Stanly, Montgomery associations see fruit of partnership
Liz Tablazon, BR staff writer
August 22, 2016

Stanly, Montgomery associations see fruit of partnership

Stanly, Montgomery associations see fruit of partnership
Liz Tablazon, BR staff writer
August 22, 2016

Stanly Baptist Association in Albemarle, N.C., has been living out what it means to “love your neighbor” over the past three years. When Montgomery Baptist Association, 22.5 miles away in Troy, N.C., found themselves examining two different options for their future, Stanly helped them realize a third.

Low funds led Montgomery leaders to examine the feasibility of continuing as an association. They wondered if it was better to break apart and have churches join other associations. Hal Bilbo, associational missionary of Stanly, described Montgomery as being trapped in a cycle of having only enough funds to maintain a missionary for short amounts of time. Montgomery was not in financial shape to hire a new full-time missionary.

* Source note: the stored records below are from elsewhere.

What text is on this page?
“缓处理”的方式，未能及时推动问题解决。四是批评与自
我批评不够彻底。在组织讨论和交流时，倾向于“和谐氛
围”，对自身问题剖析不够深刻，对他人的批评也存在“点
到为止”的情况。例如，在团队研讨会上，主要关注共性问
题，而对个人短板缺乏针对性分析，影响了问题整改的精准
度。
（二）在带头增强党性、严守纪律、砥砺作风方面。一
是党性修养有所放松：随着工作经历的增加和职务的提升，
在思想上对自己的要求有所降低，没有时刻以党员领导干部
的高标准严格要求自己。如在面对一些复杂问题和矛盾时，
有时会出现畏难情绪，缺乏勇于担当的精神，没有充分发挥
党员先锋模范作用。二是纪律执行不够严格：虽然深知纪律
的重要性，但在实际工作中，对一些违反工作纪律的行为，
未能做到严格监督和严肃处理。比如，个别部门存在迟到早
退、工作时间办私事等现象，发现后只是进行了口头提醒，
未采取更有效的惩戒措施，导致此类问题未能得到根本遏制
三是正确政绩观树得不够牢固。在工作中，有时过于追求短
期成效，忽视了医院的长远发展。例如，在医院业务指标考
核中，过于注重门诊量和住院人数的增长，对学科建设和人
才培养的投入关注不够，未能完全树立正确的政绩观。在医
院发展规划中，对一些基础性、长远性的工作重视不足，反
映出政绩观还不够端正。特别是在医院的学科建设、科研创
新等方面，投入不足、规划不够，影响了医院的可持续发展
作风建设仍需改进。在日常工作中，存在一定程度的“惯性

“It was clear for them the last couple [missionaries] could only stay as long as the funding was there,” Bilbo said. “When the bank balance got low, it was time to retire, or it was time to move on. They needed a model that was sustainable.”

In July 2013, Montgomery called Bilbo as interim missionary. With guidance from Lester Evans, Baptist State Convention of North Carolina (BSC) team leader for associational partnerships, he and the search committee recognized the most value in exploring an alternative: partnering with Stanly by hiring the same missionary. One day per week, Bilbo worked in the Montgomery office, helping the association reorganize and focus on assisting churches with prayer, outreach and discipleship. While that was his set weekly schedule, he had the flexibility to work for either association from any place at any time.

Bilbo said technology has allowed for greater networking. “You don’t have to be physically present somewhere to assist folks. Back in the day, county-by-county, that was as much territory as most folks could network. Today, not so.”

Personnel and property consume most of a small association’s budget, leaving little for ministry and missions. When associations are able to collaborate on some of these responsibilities, they can devote more time to reshaping their purpose and refocusing their resources toward supporting churches.

Stanly and Montgomery operate as separate associations within a multi-staff organization, with joint leadership regularly meeting to coordinate strategies and plan for events.

Stanly’s ability to share the task of promoting events makes it possible for the smaller association, Montgomery, to host gatherings – a resource they were not able to offer in previous years. Both locations offer events like deacon training and prayer conferences. For example, a two-day event featuring the same guest speakers may take place at Stanly on Monday night and Montgomery on Tuesday. While they remain financially autonomous and receive monthly contributions from their respective churches, the two also share the cost of quarterly meetings when appropriate.

“That allows us to really do more and to have high quality conference leaders. The relationships that are built through these things, we’ve found, are very helpful for both associations,” Bilbo said.

Growing together

Thanks to their partnership, Stanly and Montgomery have been able to expand their staff. Each association now has an administrative assistant, and earlier this year, Montgomery called Rick Miller as a second missionary.

Miller, who previously served in Japan for 18 years, began his ministry with Montgomery on April 1. Although he focuses on and devotes more time to Montgomery and Bilbo concentrates primarily on Stanly, they assist each other with ministry development and implementation for both associations. They meet once a week to plan, strategize and pray together.

“I have the freedom to provide pastoral care to the 23 MBA [Montgomery] churches and their pastors and richly benefit from the experience and wisdom of a seasoned associational missionary who is willing to mentor and provide direction, strategic insight and encouragement,” said Miller.

“We’re wired differently, have different gifts, we can provide different support for churches and pastors. … We can provide a whole lot more to both associations,” Bilbo said. “[Stanly] sees this as being a good neighbor. When you’re good to your neighbors, the whole neighborhood benefits. Stanly benefited as well.”

The future of associational networking

Through his work with Stanly and Montgomery, Bilbo has seen the fruit of partnering together. Since 2013, he has started the Network of Collaborating Associations to help other associations navigate the process of cooperating with each other while maintaining their unique identities.

“What I’m seeing is that weaker associations were just closing out,” he said. “They would merge, and in losing identity and historic standing, with some existing from the 1880s, we lose a lot of autonomy because strategies in each county might need to be a little different.”

The Network takes advantage of missionaries’ unique areas of passion, experience and expertise, which they may not be utilizing to their full potential in their respective associations. Individuals’ specialized skills can more effectively address the various challenges churches face.

Bilbo works with former associational missionaries Keith Dixon and Rick Astle on helping associations recognize the value of the Network. Astle said he is confident that if missionaries take intentional steps toward partnering with other associations, “we will move closer toward unity, be more effective in His glorious work and demonstrate to the world that God sent His son.”

Astle, Bilbo and Dixon see the alliance as much more than a survival plan but a tool that is shaping the new face of associations.